A Harrier GR9 aircraft
Joint Force Harrier which is based at RAF Cottesmore will decommission as part of the Strategic Defense and Security Review (SDSR). HMS Ark Royal will also decommission under the review.
Together with her Harrier aircraft, HMS Ark Royal has become an iconic emblem of the United Kingdom, able to project power and strike globally; its versatility and flexibility a significant asset. Being able to position the Ship miles off the coast and negotiate over-flight restrictions to deliver force of devastating effect offers considerable capability to the defense of the United Kingdom.
Although significantly enhanced since their most successful and famous combative sorties during the Falklands conflict in 1982, the present variant, the four Ground Attack and Reconnaissance Harrier GR9s, painted an iconic picture on the deck of HMS Ark Royal, admired for the last time by almost 12,000 visitors when the Ship opened her gangways to the general public in Newcastle.
Harrier pilot Lieutenant Commander James Blackmore (35), the last pilot to ever launch a Harrier from the decks of HMS Ark Royal, said “This is a truly memorable day. We accept the decision to decommission both the Harrier and HMS Ark Royal; however, of course the final launch will be emotional. I have flown over 90 sorties off the Ship and combat sorties in Afghanistan, and the aircraft’s capability still astounds me. Landing an aircraft on a runway which is not in the same location as where you launched from gives exceptional flexibility.” Blackmore also adds “I feel honored and proud to be the last pilot to ever launch a Harrier jet from HMS Ark Royal.”
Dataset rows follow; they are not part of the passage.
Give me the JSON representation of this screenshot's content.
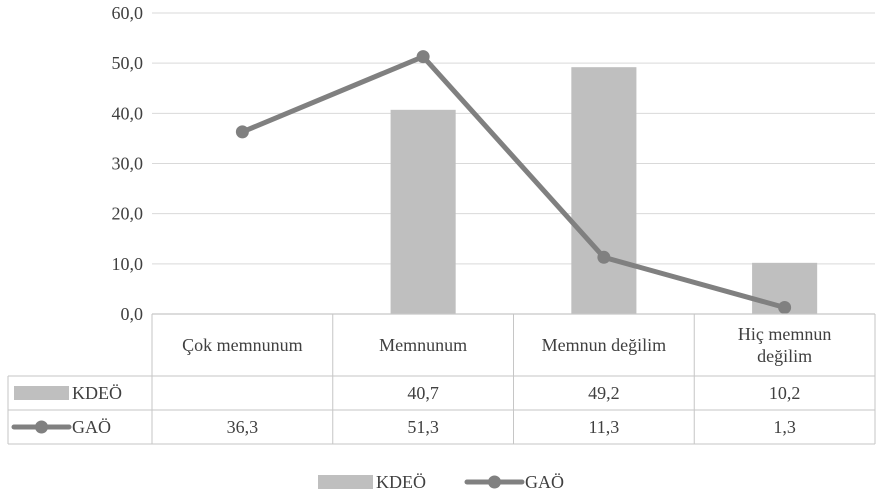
{
  "chart_data": {
    "type": "bar",
    "title": "",
    "xlabel": "",
    "ylabel": "",
    "categories": [
      "Çok memnunum",
      "Memnunum",
      "Memnun değilim",
      "Hiç memnun değilim"
    ],
    "category_lines": [
      [
        "Çok memnunum"
      ],
      [
        "Memnunum"
      ],
      [
        "Memnun değilim"
      ],
      [
        "Hiç memnun",
        "değilim"
      ]
    ],
    "ylim": [
      0,
      60
    ],
    "yticks": [
      0,
      10,
      20,
      30,
      40,
      50,
      60
    ],
    "ytick_labels": [
      "0,0",
      "10,0",
      "20,0",
      "30,0",
      "40,0",
      "50,0",
      "60,0"
    ],
    "grid": true,
    "legend_position": "bottom",
    "has_data_table": true,
    "series": [
      {
        "name": "KDEÖ",
        "type": "bar",
        "color": "#bfbfbf",
        "values": [
          null,
          40.7,
          49.2,
          10.2
        ],
        "labels": [
          "",
          "40,7",
          "49,2",
          "10,2"
        ]
      },
      {
        "name": "GAÖ",
        "type": "line",
        "color": "#808080",
        "values": [
          36.3,
          51.3,
          11.3,
          1.3
        ],
        "labels": [
          "36,3",
          "51,3",
          "11,3",
          "1,3"
        ]
      }
    ]
  }
}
Both the Harrier and HMS Ark Royal are due to leave the Service next year. Reflecting on the Harrier and HMS Ark Royal, Captain Jerry Kyd, HMS Ark Royal’s Commanding Officer said “As the last Harriers lift off the deck of HMS Ark Royal for the final time it is with a real sense of pride that we remember the fantastic contribution they, and the carriers, have made to UK Defense around the world. The tremendous reception we received in Newcastle last weekend, where Ark Royal was built, reflects the very deep fondness for this iconic warship and her air group. Although we now look back on the significant achievements of the Harrier with immense pride and a tinge of sadness at our loss, we can now look forward to an exciting new chapter of Naval aviation as we continue the training for and procurement of the Joint Strike Fighter aircraft.”
Captain Kyd also said “HMS Queen Elizabeth and her sister ship will enter service from 2015 and together with their helicopters and the Joint Strike Fighter, they will be a very powerful strategic asset able to project serious power anywhere in the world, delivering 21st Century Carrier Strike capability. Add to this the new Type 45 Destroyers, the forthcoming Type 26 frigate, the Astute class submarines and the Royal Marine Brigade, the United Kingdom will have a balanced Naval Service that remains in the premier league, working for Britain to deter potential threats, defend our global interests and, if necessary, defeat our enemies.”